2話前の話で、未成年からは治療費を受け取らないはずが1000ルーク受け取っている記述があったため修正しました。

全体の流れは変わっていません。

 2回目の休憩を終えたところで、残すはロミーら子供達だけになった。

 軽い症状の人が多かったのと、数をこなすうちに回復魔法に慣れたのとで、楽に、そしてスムーズに回復魔法が使えるようになった。そうでなければ、あれだけの人数をこなせなかったと思う。

 

「こんにちは、私はヒカリ。あなたの名前は?」

「ティナ」

「ティナは、どこか痛いところとか、苦しいところとかはない?」

「うーん、よくわかんない。ごはんを食べた後にお腹が痛くなることがあるけど、ご飯を食べずにいても痛くなるし」


 ティナは、ロミーと野菜くずをもらっていた女の子だ。ロミーもそうだが、茶色の髪に茶色の瞳とやわらかい雰囲気を持っている。顔つきもかわいらしいのに、やせ細っていて顔色が悪い。栄養状態がよくないのは間違いないが、胃腸も弱っているのだろうか。

 体を確認していくと、手足は骨が浮き出ているのに、妙にお腹が出っ張っている。もしかしたら、お腹に変な虫でもいるのだろうか。


 ティナと同じような症状の子供は他にもいたので、荒れた胃腸の回復と害虫を死滅させて体外に排出するイメージでヒールをかけてみた。直後、お腹がゴロゴロするという子が何人も出てきたので、見立ては間違ってなかったんだと思う。

 あ、ちゃんと冒険者ギルドのトイレをゴードンに案内してもらったよ!?


「この子はどうやって育ててるの?」


 そう、問題は赤ちゃんだった。どうみてもまだミルクが必要なはずだ。当然ながら、ロミーたちが母乳を与えられるわけがない。


「ロミーお姉ちゃんが稼いだお金で近所の人からミルクを分けてもらっているんだよ!」


 誇らしげに答えたのはルカ。ティナと同じ10歳で、男の子のなかでは最年長、頼れるお兄さんを自負しているのかな?


「ロミー、どのくらいのミルクを分けてもらっているの?」

「それが、よくわからないの。ハンスを抱いてそのまま母乳をあげてくれるから」


 ハンスというこの赤ちゃんも栄養失調状態で、体力がかなり低下してしまっている。そのせいであまり泣かないのだ。広場に来てからかなりの時間が経っているのに、いまだにハンスの声を聞いていない。

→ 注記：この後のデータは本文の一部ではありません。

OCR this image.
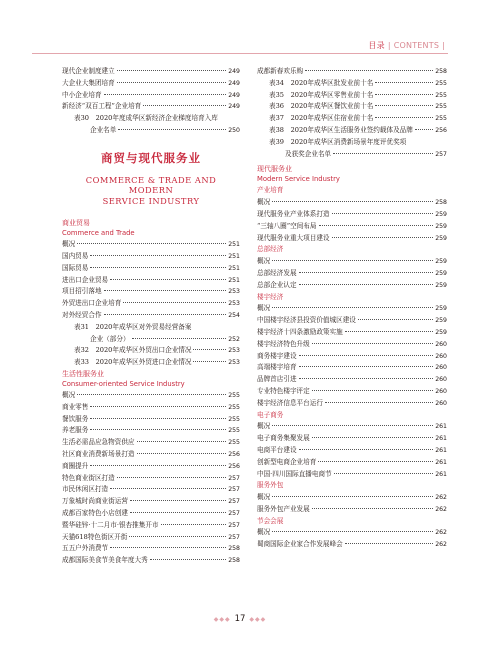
目录 | CONTENTS |
现代企业制度建立	249
大企业大集团培育	249
中小企业培育	249
新经济“双百工程”企业培育	249
表30　2020年度成华区新经济企业梯度培育入库
企业名单	250
商贸与现代服务业
COMMERCE & TRADE AND MODERN
SERVICE INDUSTRY
商业贸易
Commerce and Trade
概况	251
国内贸易	251
国际贸易	251
进出口企业贸易	251
项目招引落地	253
外贸进出口企业培育	253
对外经贸合作	254
表31　2020年成华区对外贸易经营备案
企业（部分）	252
表32　2020年成华区外贸出口企业情况	253
表33　2020年成华区外贸进口企业情况	253
生活性服务业
Consumer-oriented Service Industry
概况	255
商业零售	255
餐饮服务	255
养老服务	255
生活必需品应急物资供应	255
社区商业消费新场景打造	256
商圈提升	256
特色商业街区打造	257
市民休闲区打造	257
万象城时尚商业街运营	257
成都百家特色小店创建	257
暨华硅锌·十二月市·银杏推集开市	257
天猫618特色街区开街	257
五五户外消费节	258
成都国际美食节美食年度大秀	258
成都新春欢乐购	258
表34　2020年成华区批发业前十名	255
表35　2020年成华区零售业前十名	255
表36　2020年成华区餐饮业前十名	255
表37　2020年成华区住宿业前十名	255
表38　2020年成华区生活服务业签约载体及品牌	256
表39　2020年成华区消费新场景年度评优奖项
及获奖企业名单	257
现代服务业
Modern Service Industry
产业培育
概况	258
现代服务业产业体系打造	259
“三轴八圈”空间布局	259
现代服务业重大项目建设	259
总部经济
概况	259
总部经济发展	259
总部企业认定	259
楼宇经济
概况	259
中国楼宇经济县投资价值城区建设	259
楼宇经济十四条激励政策实施	259
楼宇经济特色升级	260
商务楼宇建设	260
高端楼宇培育	260
品牌首店引进	260
专业特色楼宇评定	260
楼宇经济信息平台运行	260
电子商务
概况	261
电子商务集聚发展	261
电商平台建设	261
创新型电商企业培育	261
中国·四川国际直播电商节	261
服务外包
概况	262
服务外包产业发展	262
节会会展
概况	262
蜀商国际企业家合作发展峰会	262
◆◆◆ 17 ◆◆◆
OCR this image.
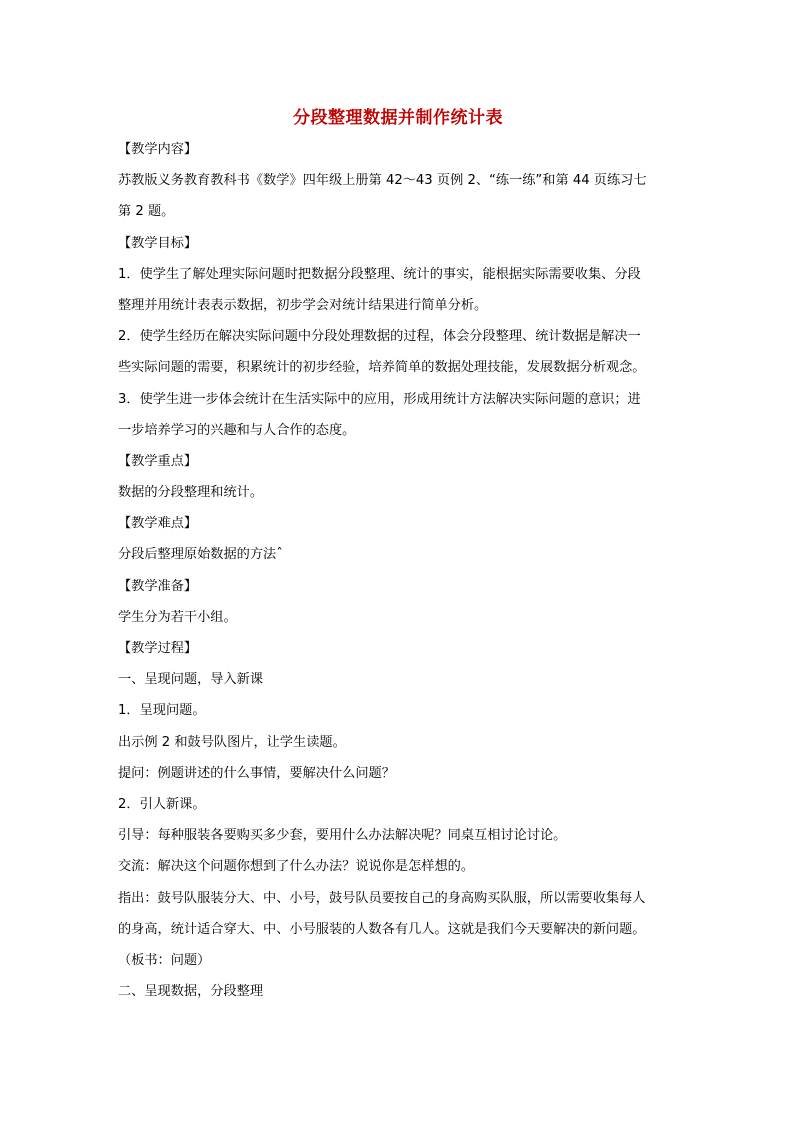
分段整理数据并制作统计表

【教学内容】

苏教版义务教育教科书《数学》四年级上册第 42～43 页例 2、“练一练”和第 44 页练习七

第 2 题。

【教学目标】

1．使学生了解处理实际问题时把数据分段整理、统计的事实，能根据实际需要收集、分段

整理并用统计表表示数据，初步学会对统计结果进行简单分析。

2．使学生经历在解决实际问题中分段处理数据的过程，体会分段整理、统计数据是解决一

些实际问题的需要，积累统计的初步经验，培养简单的数据处理技能，发展数据分析观念。

3．使学生进一步体会统计在生活实际中的应用，形成用统计方法解决实际问题的意识；进

一步培养学习的兴趣和与人合作的态度。

【教学重点】

数据的分段整理和统计。

【教学难点】

分段后整理原始数据的方法ˆ

【教学准备】

学生分为若干小组。

【教学过程】

一、呈现问题，导入新课

1．呈现问题。

出示例 2 和鼓号队图片，让学生读题。

提问：例题讲述的什么事情，要解决什么问题？

2．引人新课。

引导：每种服装各要购买多少套，要用什么办法解决呢？同桌互相讨论讨论。

交流：解决这个问题你想到了什么办法？说说你是怎样想的。

指出：鼓号队服装分大、中、小号，鼓号队员要按自己的身高购买队服，所以需要收集每人

的身高，统计适合穿大、中、小号服装的人数各有几人。这就是我们今天要解决的新问题。

（板书：问题）

二、呈现数据，分段整理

 「知り合いで赤ちゃんがいる人いないかな?多分、ルカのいう近所の人もさほど母乳が出ていないんだと思う。早く母乳をあげないと、この子の体がもたない」


 野次馬らも帰りやることがなくなったため、近くで見ていた衛兵たちに声を掛ける。

 ハンスにもヒールは一応かけたが、回復魔法は栄養失調状態を改善させることはできない。早急に栄養を与えなければ、命の危険があるのだ。


「俺の姉貴が子供産んで間もないけど、どうすんだ?」

「できれば、そのお姉さんにハンスの乳母をやって欲しい。報酬は払うから」

「わかった、ひとっ走りして聞いてくるわ!」


 報酬がいくらかも聞かずに走って行ってしまう。たしか、クルトって名前だったかな?一度に何人も紹介されたから、うろ覚えだ。


「じゃあ、ハンスは別として、今日はこれで終了だね」

「あぁ、よくやったな、ヒカリ。こんなちっこい体で宣言通りによくやった!」

「そうだな!ヒカリはよくやったぜ!」

「昨日のあれはガキの戯言じゃなかったんだな!」


 最終的に集まった非番の衛兵6人(クルトも含めれば7人)が口々に讃えてくれるが、肝心の1人がまだやってきていない。この計画がとん挫してしまう可能性もまだ残っているのだから気は抜けないのだ。


「それにしても、たくさん集まったな」

「ほとんどが野菜やパンですけれど、木のカゴを置いて行った人もいますよ。現金は6000ルーク集まりましたね」

「んじゃ、いつまでもここにいても仕方ねぇが、どうすっか」


 予定では、青空治療院(!?)の成功を祝って宴会を開くことになっている。飲むのが好きな彼らは、このイベントも酔っぱらうための口実にする気マンマンだったのだ。


「おーい、みんなぁー、遅くなって悪かったなぁー、話がついたぞー」


 キーパーソンであるテオが通りの向こうから走ってきた!


「おぉ、うまくいったか!?」

「問題ないよ!うまい具合に姉さんに会えたからね!ほら、鍵も預かってきたよ!」


 この世界で初めて出会った人間、テオは、なんと実の姉がこの町の領主の息子に嫁入りしていたのだ!この町に常駐していないため、朝早くから姉たちが住む町まで馬を駆けて、大事な任務を遂行してくれたのだ。


 これは私の計画になかったことで、昨夜テオから提案されて計画を大きく修正させることになった。よい方向への修正だったので、どうしてもうまく話しを付けてもらいたかった。

 彼の提案というのは、前から姉やその夫を通して依頼されていたことで、この広場にある彼らが所有する建物を信用できる人間に貸したいということだった。


 町の中央にあり、立地条件としては最高によい物件なのだが、なにせ町自体がそこまで裕福ではない。そのため借り手がいなくて困っていたのだ。

 ただ、今回はただ借りるのではない。まだ資金力がないため、破格で、あるいは出世払いということで借りる必要があった。交渉役であるテオの手腕が問われていたのだ。


「聞いて驚くなよ!な、ななな、なんと、出世払いでいいとさ!」

「おおーっ!」


 男どもの野太い声が辺りに響く。


「さ、さ、みんなを案内するよ。名義は一応俺にと思ったけど、ヒカリの話をしたら姉さんが食いついてさ、そんな面白い子なら子供でも構わないって、ヒカリを家主に認めてくれたよ」


 何も面白いことをした覚えはないんだけどなぁー。ちょっとモヤモヤするけど、まぁいいや。


 現状を飲みこめていないロミー達も引き連れて、全員でその建物に向かった。